Two Shows Shift Focus from Airlines to Government's Problems with Air Travel

     How do you prevent runway collisions at America’s airports? Fix the FAA, said CNN’s “American Morning” and ABC’s “World News with Charles Gibson.”


     For a change, the media gave the government a hard time about air travel instead of the airlines, reporting on new Federal Aviation Administration guidelines for better runway safety.


     "The FAA commission admits that runway collisions are an increasing threat," said ABC’s Lisa Stark, cautioning that new rules could "lead to some more delays," but the report did not indicate the airlines were a part of the problem.
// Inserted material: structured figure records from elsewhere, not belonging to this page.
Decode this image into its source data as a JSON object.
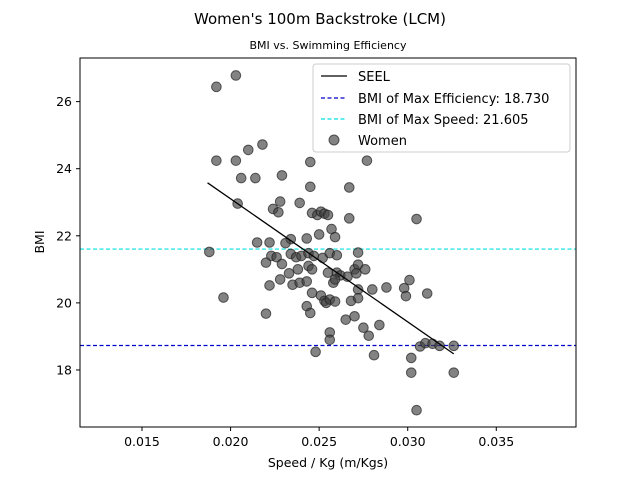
{
  "chart_data": {
    "type": "scatter",
    "title": "Women's 100m Backstroke (LCM)",
    "subtitle": "BMI vs. Swimming Efficiency",
    "xlabel": "Speed / Kg (m/Kgs)",
    "ylabel": "BMI",
    "xlim": [
      0.0115,
      0.0395
    ],
    "ylim": [
      16.3,
      27.3
    ],
    "xticks": [
      {
        "value": 0.015,
        "label": "0.015"
      },
      {
        "value": 0.02,
        "label": "0.020"
      },
      {
        "value": 0.025,
        "label": "0.025"
      },
      {
        "value": 0.03,
        "label": "0.030"
      },
      {
        "value": 0.035,
        "label": "0.035"
      }
    ],
    "yticks": [
      {
        "value": 18,
        "label": "18"
      },
      {
        "value": 20,
        "label": "20"
      },
      {
        "value": 22,
        "label": "22"
      },
      {
        "value": 24,
        "label": "24"
      },
      {
        "value": 26,
        "label": "26"
      }
    ],
    "grid": false,
    "legend_position": "top-right",
    "seel": {
      "name": "SEEL",
      "color": "#000000",
      "x": [
        0.0187,
        0.0326
      ],
      "y": [
        23.58,
        18.48
      ]
    },
    "hlines": [
      {
        "name": "BMI of Max Efficiency: 18.730",
        "value": 18.73,
        "color": "#0000cc",
        "style": "dashed"
      },
      {
        "name": "BMI of Max Speed: 21.605",
        "value": 21.605,
        "color": "#00e0e0",
        "style": "dashed"
      }
    ],
    "series": [
      {
        "name": "Women",
        "color": "#404040",
        "points": [
          [
            0.0192,
            26.44
          ],
          [
            0.0203,
            26.78
          ],
          [
            0.0192,
            24.24
          ],
          [
            0.0203,
            24.24
          ],
          [
            0.021,
            24.56
          ],
          [
            0.0218,
            24.72
          ],
          [
            0.0206,
            23.72
          ],
          [
            0.0214,
            23.72
          ],
          [
            0.0204,
            22.96
          ],
          [
            0.0229,
            23.8
          ],
          [
            0.0245,
            24.2
          ],
          [
            0.0277,
            24.24
          ],
          [
            0.0267,
            23.44
          ],
          [
            0.0245,
            23.46
          ],
          [
            0.0239,
            22.98
          ],
          [
            0.0228,
            23.02
          ],
          [
            0.0224,
            22.8
          ],
          [
            0.0227,
            22.7
          ],
          [
            0.0246,
            22.68
          ],
          [
            0.0249,
            22.62
          ],
          [
            0.0251,
            22.72
          ],
          [
            0.0253,
            22.66
          ],
          [
            0.0255,
            22.62
          ],
          [
            0.0267,
            22.52
          ],
          [
            0.0305,
            22.5
          ],
          [
            0.0257,
            22.2
          ],
          [
            0.0259,
            21.96
          ],
          [
            0.025,
            22.04
          ],
          [
            0.0243,
            21.92
          ],
          [
            0.0234,
            21.9
          ],
          [
            0.0231,
            21.78
          ],
          [
            0.0222,
            21.8
          ],
          [
            0.0215,
            21.8
          ],
          [
            0.0188,
            21.52
          ],
          [
            0.0223,
            21.4
          ],
          [
            0.0226,
            21.36
          ],
          [
            0.0234,
            21.46
          ],
          [
            0.0237,
            21.36
          ],
          [
            0.024,
            21.4
          ],
          [
            0.0244,
            21.48
          ],
          [
            0.0247,
            21.4
          ],
          [
            0.0252,
            21.34
          ],
          [
            0.0256,
            21.48
          ],
          [
            0.026,
            21.42
          ],
          [
            0.0272,
            21.5
          ],
          [
            0.022,
            21.2
          ],
          [
            0.0229,
            21.16
          ],
          [
            0.0238,
            21.0
          ],
          [
            0.0244,
            21.1
          ],
          [
            0.0246,
            21.0
          ],
          [
            0.0255,
            20.9
          ],
          [
            0.026,
            20.9
          ],
          [
            0.0262,
            20.82
          ],
          [
            0.0266,
            20.78
          ],
          [
            0.027,
            21.0
          ],
          [
            0.0272,
            21.14
          ],
          [
            0.0276,
            21.0
          ],
          [
            0.0271,
            20.88
          ],
          [
            0.0233,
            20.88
          ],
          [
            0.0228,
            20.7
          ],
          [
            0.0235,
            20.54
          ],
          [
            0.0222,
            20.52
          ],
          [
            0.0239,
            20.6
          ],
          [
            0.0243,
            20.64
          ],
          [
            0.0258,
            20.6
          ],
          [
            0.0259,
            20.7
          ],
          [
            0.0272,
            20.4
          ],
          [
            0.028,
            20.4
          ],
          [
            0.0288,
            20.46
          ],
          [
            0.0298,
            20.44
          ],
          [
            0.0301,
            20.68
          ],
          [
            0.0196,
            20.16
          ],
          [
            0.0246,
            20.3
          ],
          [
            0.0251,
            20.22
          ],
          [
            0.0253,
            20.06
          ],
          [
            0.0254,
            20.0
          ],
          [
            0.0256,
            20.1
          ],
          [
            0.0259,
            20.04
          ],
          [
            0.0268,
            20.06
          ],
          [
            0.0272,
            20.14
          ],
          [
            0.0299,
            20.2
          ],
          [
            0.0311,
            20.28
          ],
          [
            0.0243,
            19.9
          ],
          [
            0.0245,
            19.7
          ],
          [
            0.022,
            19.68
          ],
          [
            0.0265,
            19.5
          ],
          [
            0.027,
            19.6
          ],
          [
            0.0275,
            19.26
          ],
          [
            0.0284,
            19.34
          ],
          [
            0.0256,
            19.12
          ],
          [
            0.0278,
            19.02
          ],
          [
            0.0256,
            18.9
          ],
          [
            0.0248,
            18.54
          ],
          [
            0.0281,
            18.44
          ],
          [
            0.0302,
            18.36
          ],
          [
            0.0307,
            18.7
          ],
          [
            0.031,
            18.8
          ],
          [
            0.0314,
            18.78
          ],
          [
            0.0318,
            18.72
          ],
          [
            0.0326,
            18.72
          ],
          [
            0.0302,
            17.92
          ],
          [
            0.0326,
            17.92
          ],
          [
            0.0305,
            16.8
          ]
        ]
      }
    ]
  }
}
     Jessica Yellin at "American Morning" focused on the FAA's problems, explaining, “FAA employees say that they don’t have nearly enough staff to handle the 62 million takeoffs and landings every year. At times they say they are asked to work 10-hour days, 6 days a week, leaving them fatigued and more likely to make mistakes.”


     Yellin also mentioned improving air traffic control technology, saying the FAA is going to “look at new technology that helps air traffic controllers determine where all the planes are in their taxiing and landing patterns.”


     This is in contrast to NBC's Meredith Vieira August 15, who asked the Northwest Airlines CEO to guarantee no more flights would be cancelled.


     Likewise, CBS's Randall Pinkston held airlines responsible when he said August 12 that it would cost airlines more money to provide more services to passengers but charged: "airline analysts say [the airlines] can afford it." He pointed to Northwest Airlines' $2 billion profit, neglecting to point out its bankruptcy status only a few months prior.


    The ABC and CNN reports said the Federal Aviation Administration is recommending new pilot training on taxiing, repainting runways with brighter paint, reviews of airports, and new taxiing procedures to minimize pilot distractions.


     The Wall Street Journal August 13 said the air traffic control system "approached gridlock early this summer, with more than 30% of June flights late, by an average of 62 minutes."

     The Journal also pointed out that even though there have been calls for more regulation and calls by the head of the Federal Aviation Administration to “consolidate some of their numerous flights on larger planes,” there are two problems with the latter.

     “One is that airlines like having more flights with smaller jets. The other is that passengers like it, too,” the Journal said.